Indeed, as a person genetically engineered to be in front of cameras, microphones and people, the insanity of not being able to do anything else is dealt with on a daily basis by so many, including myself.
But it’s a lot different behind the camera than in front, but like a few women before her (Streisand blazed that trail) she moves effortlessly from behind to in front.
“I love being an actor, and it made me a better showrunner,” she stated, “On a personal level, I understand what they’re going through, I understand actors, I understand how to talk to actors, in terms of helping them, directing them, helping them understand what’s going on in a scene. And also, straight up, I have mad deep respect for actors and acting. It’s an honorable way of storytelling. We as a society and as a people couldn’t exists without folks that are brave enough to stand up in front of other people that stand up for your judgment, for your approval. That takes guts,” she added.
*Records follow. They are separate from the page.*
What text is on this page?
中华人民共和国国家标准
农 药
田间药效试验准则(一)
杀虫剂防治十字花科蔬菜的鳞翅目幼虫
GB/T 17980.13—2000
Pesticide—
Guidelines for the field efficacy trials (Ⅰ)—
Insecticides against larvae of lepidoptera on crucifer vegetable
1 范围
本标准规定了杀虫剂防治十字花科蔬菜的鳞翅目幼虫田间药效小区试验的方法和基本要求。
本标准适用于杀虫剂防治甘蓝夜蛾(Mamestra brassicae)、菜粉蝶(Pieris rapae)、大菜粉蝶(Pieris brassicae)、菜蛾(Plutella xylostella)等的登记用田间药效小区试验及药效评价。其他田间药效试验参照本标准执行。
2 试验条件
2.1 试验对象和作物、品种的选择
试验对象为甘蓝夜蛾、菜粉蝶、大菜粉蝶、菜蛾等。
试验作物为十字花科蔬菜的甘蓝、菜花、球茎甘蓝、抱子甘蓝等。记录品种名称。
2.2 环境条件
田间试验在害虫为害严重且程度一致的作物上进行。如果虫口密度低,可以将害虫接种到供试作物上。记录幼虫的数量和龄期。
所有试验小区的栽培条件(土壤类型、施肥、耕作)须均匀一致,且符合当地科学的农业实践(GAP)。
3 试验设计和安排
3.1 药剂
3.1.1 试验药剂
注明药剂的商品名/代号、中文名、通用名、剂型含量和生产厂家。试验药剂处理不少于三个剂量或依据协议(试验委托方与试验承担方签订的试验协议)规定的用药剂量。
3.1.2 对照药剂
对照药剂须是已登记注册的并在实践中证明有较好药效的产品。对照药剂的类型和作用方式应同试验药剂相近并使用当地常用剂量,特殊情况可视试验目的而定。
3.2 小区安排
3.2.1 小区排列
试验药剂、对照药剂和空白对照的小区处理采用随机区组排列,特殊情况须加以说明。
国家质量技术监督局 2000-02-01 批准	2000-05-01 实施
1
And if being a Queer daughter of Taiwanese immigrants isn’t enough hurdles for Hollywood, when you add in she’s a woman in a genre that doesn’t see many of them except as victims to be stabbed, choked, dismembered or some other horror, she truly is blazing new trails.
“You know there’s a lot of women who love the Horror Genre and there’s a lot of rad women out there who are making their way through the Genre,” Miao stated. “ I’m not going to say anything new to any other part of this industry, right? Yes, traditionally, historically and even now a lot of the people that make the stories tend to look a certain kind of way and look a certain way, particularly straight White men. That’s not new, that’s just a fact. At Two Sentence Horror Stories we hope to change that,” she added.
As for the future, at her young age and the pace she’s ascending the Hollywood ladder, things are popping.
Lots of things are in development and for a change that’s fabulous,” she laughed. “Seriously though, I hope that people embrace Season One of ‘Two Sentence Horror Stories’ and that gives us a second season to get even more diverse story lines out there.”
Given the quality and content of the anthology series, true fans of horror will only benefit from the series lasting. And diverse people from all areas of life will see themselves reflected in storylines not as victims for a change, but as richly developed characters and all within 15 minutes or so.
Of course, when the conversation turns to current social issues, Presidents and such, Miao agrees.
“There’s a lot out there that’s even more frightening than fiction. We will draw on some of those absurdities, those fears, those circumstances, but for someone like me, real life sometimes seems more horrifying than anything on screen.”